“No. It was an arranged marriage,” I reply flatly.
Aarav lets out a breath.
“Good.”
“Do you have any issues marrying me?” he asks next, as casually as if he’s asking me to pass the salt.
A scoff escapes me. “Of course I do! Don’t do this out of guilt. And don’t listen to my mother. I don’t want to marry you. Or anyone else.”
I step back. The words slip out too fast. Why? Why now? “This isn’t a solution, Anika.” My name on his lips feels wrong. It’s been so long. He used to call me Anu. Hearing Anika from him still feels strange.
“What even makes you think I should marry you?” I snap, anger rising again.
He turns to face me fully now. Calm. Seriously?
“Because your mother’s health isn’t good. She needs to see you settled,” he says, like it’s the most logical thing in the world.
I clench my fists. “You think you can just show up after twelve years and fix everything with a marriage proposal? What are you even trying to do?”
“I’m not trying to fix anything,” he says calmly, but there’s an edge in his voice. “There’s nothing left to fix.”
His words hit me in the gut like a punch. He’s right. But that still hurts. “Then what are you trying to do?” I yell, my voice cracking. My body shakes with vulnerable anger.
“Protect you.” I freeze. Protect me? I fold my arms across my chest.
“How exactly are you protecting me?” I laugh. But it’s a painful one. “I don’t need your protection now.” I clench my jaw.
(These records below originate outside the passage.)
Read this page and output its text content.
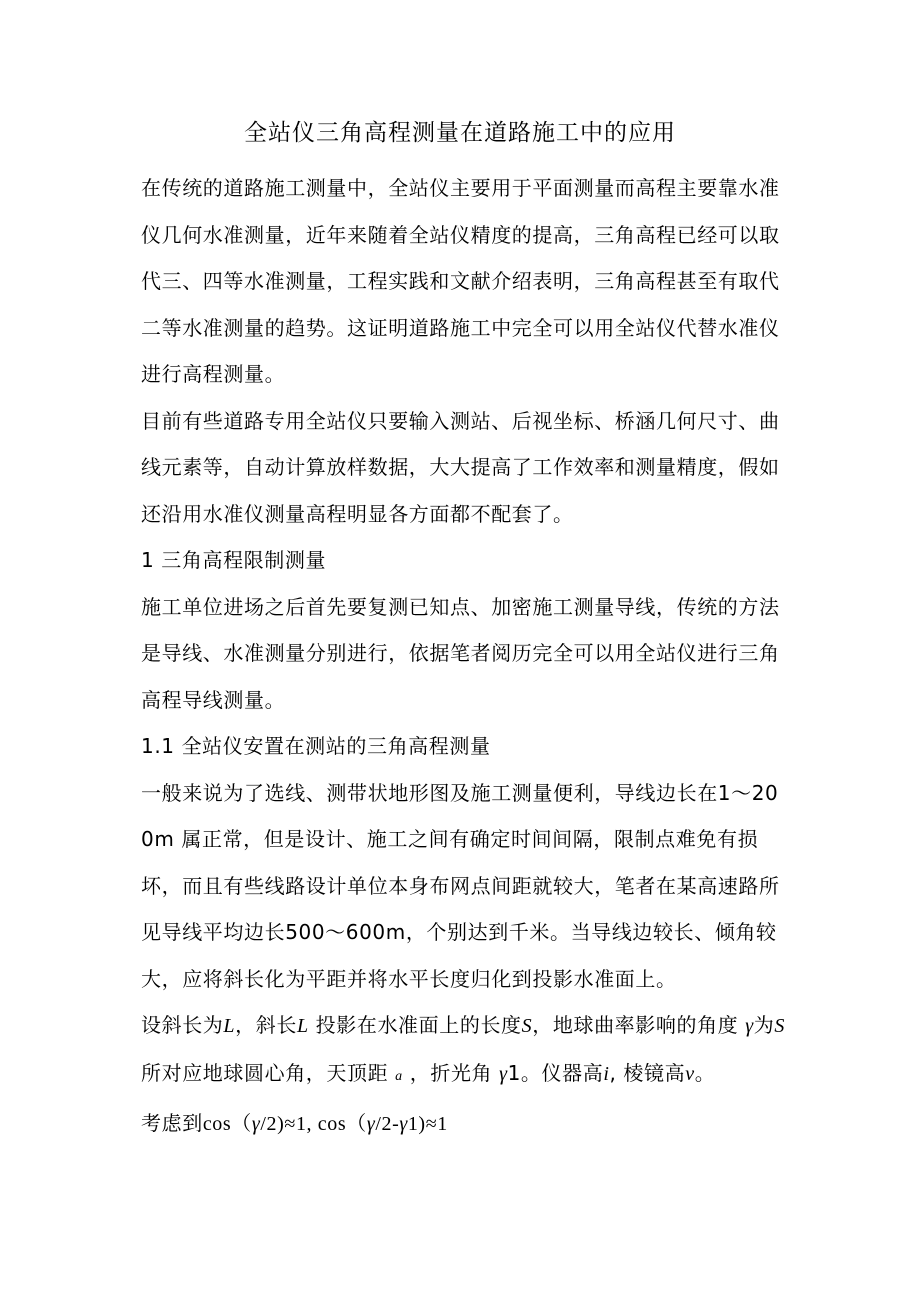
全站仪三角高程测量在道路施工中的应用

在传统的道路施工测量中，全站仪主要用于平面测量而高程主要靠水准仪几何水准测量，近年来随着全站仪精度的提高，三角高程已经可以取代三、四等水准测量，工程实践和文献介绍表明，三角高程甚至有取代二等水准测量的趋势。这证明道路施工中完全可以用全站仪代替水准仪进行高程测量。

目前有些道路专用全站仪只要输入测站、后视坐标、桥涵几何尺寸、曲线元素等，自动计算放样数据，大大提高了工作效率和测量精度，假如还沿用水准仪测量高程明显各方面都不配套了。

1 三角高程限制测量

施工单位进场之后首先要复测已知点、加密施工测量导线，传统的方法是导线、水准测量分别进行，依据笔者阅历完全可以用全站仪进行三角高程导线测量。

1.1 全站仪安置在测站的三角高程测量

一般来说为了选线、测带状地形图及施工测量便利，导线边长在1～200m 属正常，但是设计、施工之间有确定时间间隔，限制点难免有损坏，而且有些线路设计单位本身布网点间距就较大，笔者在某高速路所见导线平均边长500～600m，个别达到千米。当导线边较长、倾角较大，应将斜长化为平距并将水平长度归化到投影水准面上。

设斜长为L，斜长L 投影在水准面上的长度S，地球曲率影响的角度 γ为S 所对应地球圆心角，天顶距 a ，折光角 γ1。仪器高i, 棱镜高v。

考虑到cos（γ/2)≈1, cos（γ/2-γ1)≈1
Who gives him the right to barge into my life after all these years and say, Oh, I am protecting you?
“Vikram,” he replies, rubbing his fingers across his forehead like I’m giving him a headache.
You know what, dude? Same.
“You know he’ll come back for you.” He sighs. “He’s not a good man. You should stay away from him,” he says.
I know every word is true. But marrying Aarav means chaos. In my life. In my heart.
“Just six months, Anika,” he says, his voice softer this time.
Confusion clouds my gaze. He continues before I can respond. “I’ll leave after that.”
And just like that, he punches the air out of my lungs. Again.
Six months? Six. Months. I stare at him, completely thrown off.
“You… you can’t be serious.” A marriage proposal and a divorce proposal—together? Wow. How lucky I must be.
Tears blur my vision. His figure blurs before my eyes. I quickly blink them away, and my vision clears.
He raises an eyebrow, unbothered. How cruel he’s become. “Why? Is six months too much of a commitment for you?”
My jaw tightens. Commitment? He’s really going to talk about commitment? This man—this man who promised to always be there, who used to say I was his forever, who disappeared without a word? He doesn’t get to say that word.
My blood boils at his audacity. He dares talk about commitment when he was the one who abandoned me.
I kept sending him letters. I kept writing to him for years. But I never got a response. It was as if I was never part of his life, as if he had forgotten about me. As if it was easy for him.
“You’ve got some nerve,” I whisper.
I laugh. It’s hollow. Bitter.Nothing’s funny, but I can’t help it. An ache blooms in my chest. The weight of the lehenga wears me down. I nearly stumble.